Элементарное предположение несколько смутило собеседника. Подумав, он попросил поговорить с Виктором, но пока не раскрывать, что именно он был заказчиком расследования.
Я состряпала на лице удивление и заставила Хальзова отступить.
– Ну, хорошо, хорошо, поступайте, как сочтете нужным, только верните тома.
– Кто знает о том, что книги пропали?
– Никто. Я живу один, жена умерла полгода назад, а дети и внуки разбросаны по всей стране. Раз в неделю ко мне приходит убираться соседка. Признаться, я никогда не прятал книги. Двадцать лет работы реставратором научили меня обращению со старинными вещами. Лишний раз переставлять драгоценный экспонат не стоит. Может плохо кончиться.

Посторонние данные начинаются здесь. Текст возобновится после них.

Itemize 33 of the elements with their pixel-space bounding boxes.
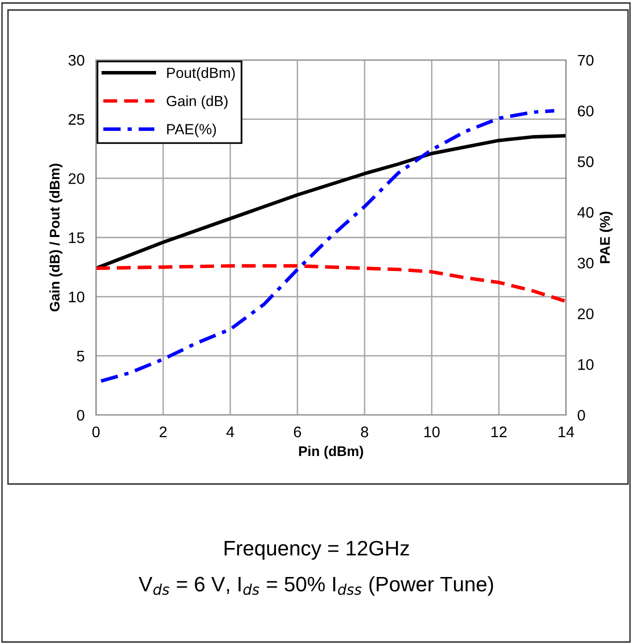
y2-tick-label: 10 [578,359,594,370]
y-tick-label: 30 [68,54,84,66]
y-tick-label: 10 [69,292,84,302]
y-tick-label: 20 [68,173,84,184]
legend-label: Gain (dB) [166,95,228,110]
y2-tick-label: 20 [578,308,594,320]
line-series [99,108,556,383]
y-tick-label: 0 [76,410,84,421]
legend-label: PAE(%) [167,124,216,138]
x-tick-label: 2 [160,426,167,438]
y2-tick-label: 0 [578,410,586,421]
y2-tick-label: 50 [578,156,594,168]
y-axis-title: Gain (dB) / Pout (dBm) [49,164,62,312]
x-tick-label: 0 [92,426,100,438]
y2-tick-label: 70 [578,54,594,66]
x-tick-label: 6 [294,426,302,438]
legend-label: Pout(dBm) [167,67,235,81]
x-tick-label: 10 [424,426,440,438]
x-tick-label: 4 [226,426,234,438]
y2-tick-label: 60 [578,106,594,116]
x-tick-label: 12 [492,426,507,438]
y-tick-label: 5 [77,350,84,362]
y2-tick-label: 30 [578,258,594,269]
text: V$_{ds}$ = 6 V, I$_{ds}$ = 50% I$_{dss}$ (Power Tune) [138,576,494,596]
y-tick-label: 25 [68,114,84,125]
y2-axis-title: PAE (%) [600,212,613,264]
line-series [96,264,566,304]
x-tick-label: 8 [360,426,368,438]
x-axis-title: Pin (dBm) [299,446,364,459]
text: Frequency = 12GHz [224,540,409,560]
y2-tick-label: 40 [577,207,594,218]
y-tick-label: 15 [69,232,84,244]
x-tick-label: 14 [558,426,574,438]
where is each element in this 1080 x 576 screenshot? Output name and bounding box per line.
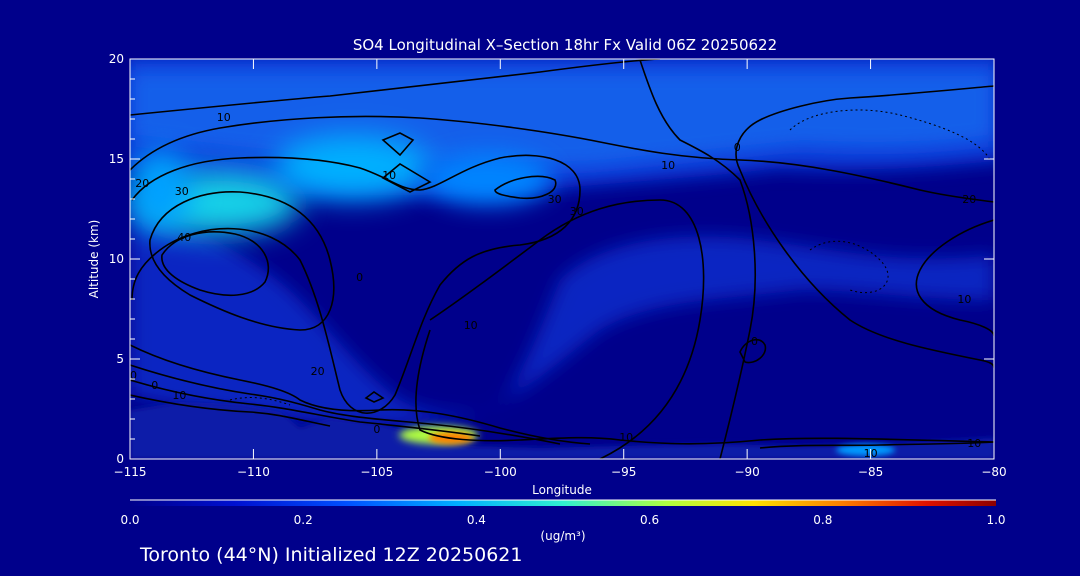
contour-line-0-trough <box>639 59 756 459</box>
contour-label: 0 <box>998 353 1005 366</box>
colorbar-tick-label: 0.4 <box>467 513 486 527</box>
contour-label: 10 <box>172 389 186 402</box>
y-tick-label: 20 <box>109 52 124 66</box>
contour-label: 0 <box>151 379 158 392</box>
contour-line-10-upper <box>130 59 661 116</box>
contour-line-10-mid <box>429 199 705 459</box>
colorbar-tick-label: 0.6 <box>640 513 659 527</box>
contour-label: 30 <box>570 205 584 218</box>
mid-layer <box>130 200 994 425</box>
x-tick-label: −90 <box>734 465 759 479</box>
contour-line-surface-1 <box>130 344 591 445</box>
y-axis-label: Altitude (km) <box>87 220 101 299</box>
colorbar-gradient <box>130 500 996 506</box>
contour-label: 0 <box>734 141 741 154</box>
colorbar-tick-label: 1.0 <box>986 513 1005 527</box>
x-tick-label: −95 <box>611 465 636 479</box>
contour-line-small-loop-d <box>364 391 385 403</box>
chart-title: SO4 Longitudinal X–Section 18hr Fx Valid… <box>353 36 777 54</box>
contour-line-surface-2 <box>130 364 561 445</box>
x-tick-label: −115 <box>114 465 147 479</box>
x-tick-label: −105 <box>360 465 393 479</box>
y-tick-label: 10 <box>109 252 124 266</box>
contour-lines <box>130 59 994 459</box>
axes: −115 −110 −105 −100 −95 −90 −85 −80 0 5 10 15 20 <box>109 52 1007 479</box>
y-tick-label: 15 <box>109 152 124 166</box>
contour-line-30-ring <box>131 154 581 414</box>
negative-contours-dotted <box>229 109 991 406</box>
contour-label: 40 <box>177 231 191 244</box>
contour-label: 20 <box>135 177 149 190</box>
contour-label: 10 <box>661 159 675 172</box>
contour-line-lower-right <box>759 441 994 449</box>
y-tick-label: 5 <box>116 352 124 366</box>
x-tick-label: −110 <box>237 465 270 479</box>
y-tick-label: 0 <box>116 452 124 466</box>
contour-line-10-right <box>915 219 994 337</box>
colorbar-tick-label: 0.0 <box>120 513 139 527</box>
dotted-contour-lower-left <box>229 397 291 406</box>
colorbar-ticks: 0.0 0.2 0.4 0.6 0.8 1.0 <box>120 513 1005 527</box>
x-axis-ticks: −115 −110 −105 −100 −95 −90 −85 −80 <box>114 59 1007 479</box>
contour-line-20-upper <box>130 115 994 203</box>
footer-caption: Toronto (44°N) Initialized 12Z 20250621 <box>139 544 523 566</box>
contour-line-small-loop-a <box>381 132 415 157</box>
x-axis-label: Longitude <box>532 483 592 497</box>
contour-line-surface-4 <box>130 394 331 427</box>
contour-line-small-loop-c <box>494 175 557 200</box>
dotted-contour-mid-right <box>809 240 889 294</box>
x-tick-label: −100 <box>484 465 517 479</box>
contour-label: 10 <box>123 369 137 382</box>
contour-label: 0 <box>373 423 380 436</box>
contour-label: 0 <box>356 271 363 284</box>
concentration-region <box>423 153 553 205</box>
colorbar-tick-label: 0.2 <box>294 513 313 527</box>
contour-line-40-ring <box>149 191 335 331</box>
y-axis-ticks: 0 5 10 15 20 <box>109 52 994 466</box>
concentration-region <box>273 135 432 199</box>
contour-line-surface-3 <box>130 379 481 437</box>
contour-label: 0 <box>751 335 758 348</box>
contour-label: 10 <box>619 431 633 444</box>
contour-label: 20 <box>311 365 325 378</box>
colorbar-tick-label: 0.8 <box>813 513 832 527</box>
contour-label: 10 <box>217 111 231 124</box>
concentration-region <box>836 444 896 456</box>
contour-line-small-loop-e <box>739 338 767 364</box>
contour-label: 30 <box>548 193 562 206</box>
contour-label: 10 <box>464 319 478 332</box>
contour-line-small-loop-b <box>381 163 432 193</box>
contour-label: 20 <box>962 193 976 206</box>
terrain-blob <box>130 402 994 459</box>
contour-label: 10 <box>967 437 981 450</box>
contour-label: 30 <box>175 185 189 198</box>
colorbar-units: (ug/m³) <box>540 529 585 543</box>
contour-line-50-ring <box>161 231 270 297</box>
contour-label: 10 <box>382 169 396 182</box>
x-tick-label: −80 <box>981 465 1006 479</box>
colorbar: 0.0 0.2 0.4 0.6 0.8 1.0 (ug/m³) <box>120 499 1006 543</box>
contour-label: 10 <box>957 293 971 306</box>
x-tick-label: −85 <box>858 465 883 479</box>
contour-line-0-right <box>735 85 994 369</box>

– А из родственников никто не мог…
– Нет, я никому не показывал то, над чем работаю.
– Почему?
– Не люблю демонстрировать отдельные куски. Вот разобрался бы с письменами до конца, тогда можно было бы и похвастаться.

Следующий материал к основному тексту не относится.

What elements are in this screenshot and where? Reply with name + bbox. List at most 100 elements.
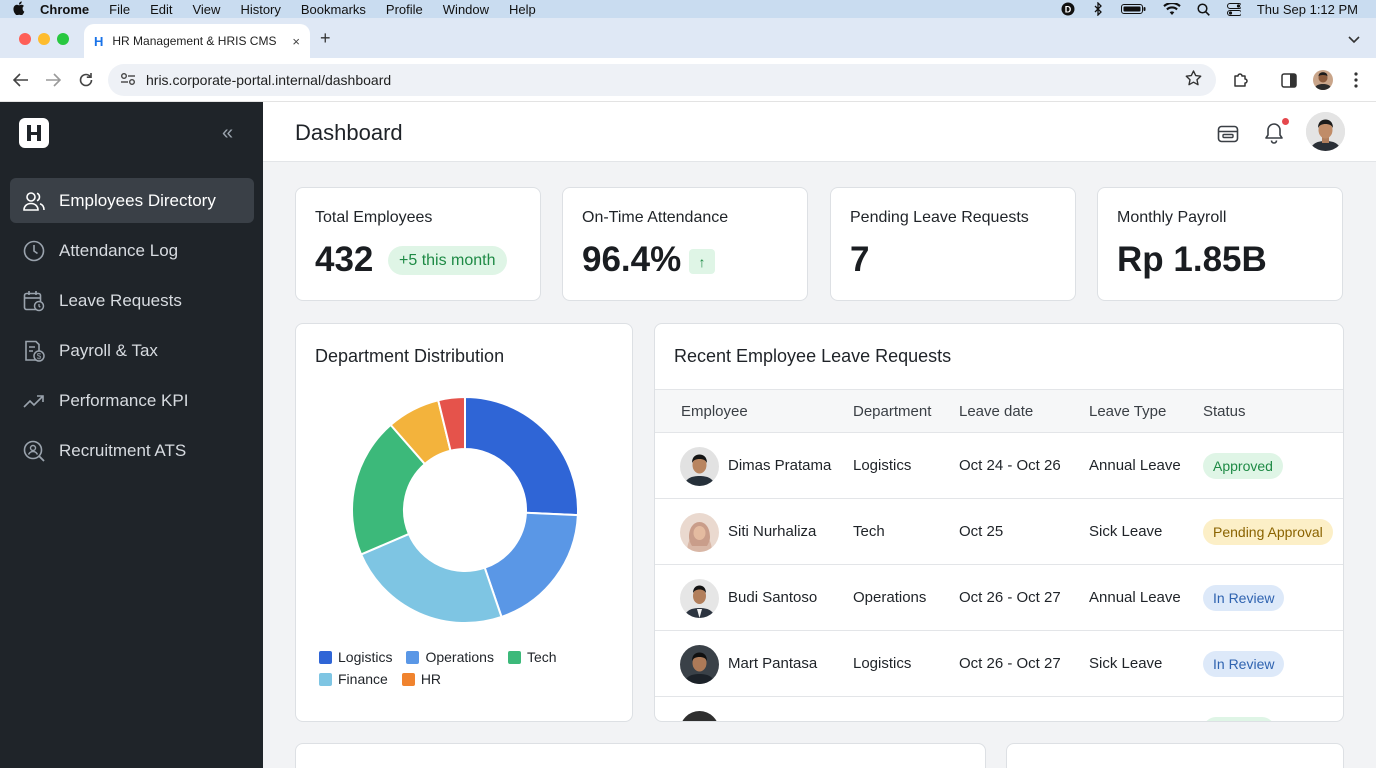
users-icon — [22, 189, 46, 213]
stat-label: On-Time Attendance — [582, 209, 729, 226]
main-content: Dashboard Total Employees 432 +5 this mo… — [263, 102, 1376, 768]
status-badge — [1203, 717, 1275, 721]
table-row[interactable]: Siti Nurhaliza Tech Oct 25 Sick Leave Pe… — [655, 499, 1343, 565]
stat-value: Rp 1.85B — [1117, 240, 1267, 279]
employee-avatar — [680, 579, 719, 618]
wifi-icon[interactable] — [1163, 2, 1181, 15]
site-settings-icon[interactable] — [120, 72, 138, 89]
sidebar-item-recruitment-ats[interactable]: Recruitment ATS — [10, 428, 254, 473]
sidebar-nav: Employees Directory Attendance Log Leave… — [10, 178, 254, 478]
browser-tab-active[interactable]: H HR Management & HRIS CMS × — [84, 24, 310, 58]
donut-slice-operations[interactable] — [483, 511, 579, 619]
table-row[interactable]: Mart Pantasa Logistics Oct 26 - Oct 27 S… — [655, 631, 1343, 697]
card-title: Recent Employee Leave Requests — [674, 346, 952, 366]
extensions-puzzle-icon[interactable] — [1231, 70, 1251, 90]
d-app-icon[interactable]: D — [1061, 2, 1075, 16]
control-center-icon[interactable] — [1226, 2, 1241, 16]
menu-help[interactable]: Help — [509, 1, 536, 17]
status-badge: Approved — [1203, 453, 1283, 479]
collapse-sidebar-icon[interactable]: « — [222, 122, 234, 144]
menu-bookmarks[interactable]: Bookmarks — [300, 1, 366, 17]
menu-edit[interactable]: Edit — [150, 1, 173, 17]
sidebar-item-leave-requests[interactable]: Leave Requests — [10, 278, 254, 323]
tab-search-chevron-icon[interactable] — [1342, 30, 1366, 50]
status-badge: In Review — [1203, 585, 1285, 611]
menu-window[interactable]: Window — [442, 1, 490, 17]
profile-avatar[interactable] — [1313, 70, 1333, 90]
employee-name: Dimas Pratama — [728, 457, 832, 474]
side-panel-icon[interactable] — [1279, 70, 1299, 90]
column-header-status[interactable]: Status — [1203, 403, 1246, 420]
sidebar-item-label: Performance KPI — [59, 390, 189, 410]
donut-slice-finance[interactable] — [359, 532, 503, 624]
svg-text:D: D — [1065, 5, 1072, 15]
reload-icon[interactable] — [76, 70, 96, 90]
menu-file[interactable]: File — [109, 1, 131, 17]
page-header: Dashboard — [263, 102, 1376, 162]
sidebar-item-employees-directory[interactable]: Employees Directory — [10, 178, 254, 223]
stat-label: Pending Leave Requests — [850, 209, 1029, 226]
app-logo[interactable] — [19, 118, 49, 148]
recent-leave-requests-card: Recent Employee Leave Requests Employee … — [654, 323, 1344, 722]
browser-toolbar: hris.corporate-portal.internal/dashboard — [0, 58, 1376, 102]
sidebar-item-performance-kpi[interactable]: Performance KPI — [10, 378, 254, 423]
stat-value: 432 — [315, 240, 374, 279]
payroll-icon: $ — [22, 339, 46, 363]
menu-view[interactable]: View — [192, 1, 221, 17]
bluetooth-icon[interactable] — [1091, 2, 1105, 16]
column-header-leave-type[interactable]: Leave Type — [1089, 403, 1167, 420]
window-close-button[interactable] — [19, 33, 31, 45]
back-arrow-icon[interactable] — [11, 70, 31, 90]
stat-card-total-employees: Total Employees 432 +5 this month — [295, 187, 541, 301]
leave-date: Oct 26 - Oct 27 — [959, 655, 1061, 672]
donut-slice-logistics[interactable] — [464, 395, 579, 517]
bookmark-star-icon[interactable] — [1185, 69, 1202, 91]
menu-history[interactable]: History — [240, 1, 281, 17]
employee-avatar — [680, 645, 719, 684]
apple-icon[interactable] — [0, 0, 38, 18]
battery-icon[interactable] — [1120, 3, 1147, 15]
donut-slice-tech[interactable] — [351, 423, 427, 556]
employee-name: Siti Nurhaliza — [728, 523, 817, 540]
new-tab-button[interactable]: + — [320, 28, 331, 48]
trend-up-arrow-icon: ↑ — [689, 249, 715, 274]
calendar-badge-icon[interactable] — [1216, 121, 1240, 145]
window-zoom-button[interactable] — [57, 33, 69, 45]
chrome-menu-kebab-icon[interactable] — [1346, 70, 1366, 90]
leave-type: Annual Leave — [1089, 589, 1181, 606]
spotlight-search-icon[interactable] — [1197, 2, 1211, 16]
sidebar-item-attendance-log[interactable]: Attendance Log — [10, 228, 254, 273]
address-bar[interactable]: hris.corporate-portal.internal/dashboard — [108, 64, 1216, 96]
tab-favicon-icon: H — [94, 33, 104, 49]
user-avatar[interactable] — [1306, 112, 1345, 151]
employee-department: Tech — [853, 523, 885, 540]
employee-name: Budi Santoso — [728, 589, 818, 606]
forward-arrow-icon[interactable] — [43, 70, 63, 90]
stat-change-badge: +5 this month — [388, 246, 507, 275]
window-minimize-button[interactable] — [38, 33, 50, 45]
donut-slice-extra-red[interactable] — [437, 395, 466, 452]
sidebar-item-payroll-tax[interactable]: $ Payroll & Tax — [10, 328, 254, 373]
table-row[interactable]: Budi Santoso Operations Oct 26 - Oct 27 … — [655, 565, 1343, 631]
table-row[interactable]: Dimas Pratama Logistics Oct 24 - Oct 26 … — [655, 433, 1343, 499]
stat-card-monthly-payroll: Monthly Payroll Rp 1.85B — [1097, 187, 1343, 301]
stat-value: 96.4% — [582, 240, 682, 279]
status-badge: Pending Approval — [1203, 519, 1333, 545]
status-badge: In Review — [1203, 651, 1285, 677]
menubar-clock[interactable]: Thu Sep 1:12 PM — [1256, 1, 1358, 17]
trend-icon — [22, 389, 46, 413]
column-header-employee[interactable]: Employee — [681, 403, 748, 420]
table-header: Employee Department Leave date Leave Typ… — [655, 389, 1343, 433]
notification-bell-icon[interactable] — [1262, 121, 1286, 145]
sidebar-item-label: Employees Directory — [59, 190, 216, 210]
url-text[interactable]: hris.corporate-portal.internal/dashboard — [146, 72, 392, 88]
column-header-department[interactable]: Department — [853, 403, 932, 420]
app-sidebar: « Employees Directory Attendance Log Lea… — [0, 102, 263, 768]
tab-close-icon[interactable]: × — [292, 33, 300, 49]
menu-profile[interactable]: Profile — [385, 1, 423, 17]
column-header-leave-date[interactable]: Leave date — [959, 403, 1034, 420]
department-distribution-card: Department Distribution Logistics Operat… — [295, 323, 633, 722]
leave-type: Sick Leave — [1089, 655, 1163, 672]
menu-app-name[interactable]: Chrome — [40, 1, 90, 17]
table-row-partial[interactable] — [655, 697, 1343, 721]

У меня самой существовали определенные принципы работы, изменять которым мне было крайне неприятно, поэтому ответ сошел бы за правдивый, убери я из поля зрения жадность собеседника. Хальзов явно не желал делиться всей известной ему информацией. Придется дожимать директора, но это не сложно, ведь он платит деньги, и долгое расследование не в его интересах.
– Мне есть с чего начать. Я просто обязана поговорить и с вашей соседкой, и с Жукецким. Не порекомендуете ли вы хорошего специалиста по древним книгам?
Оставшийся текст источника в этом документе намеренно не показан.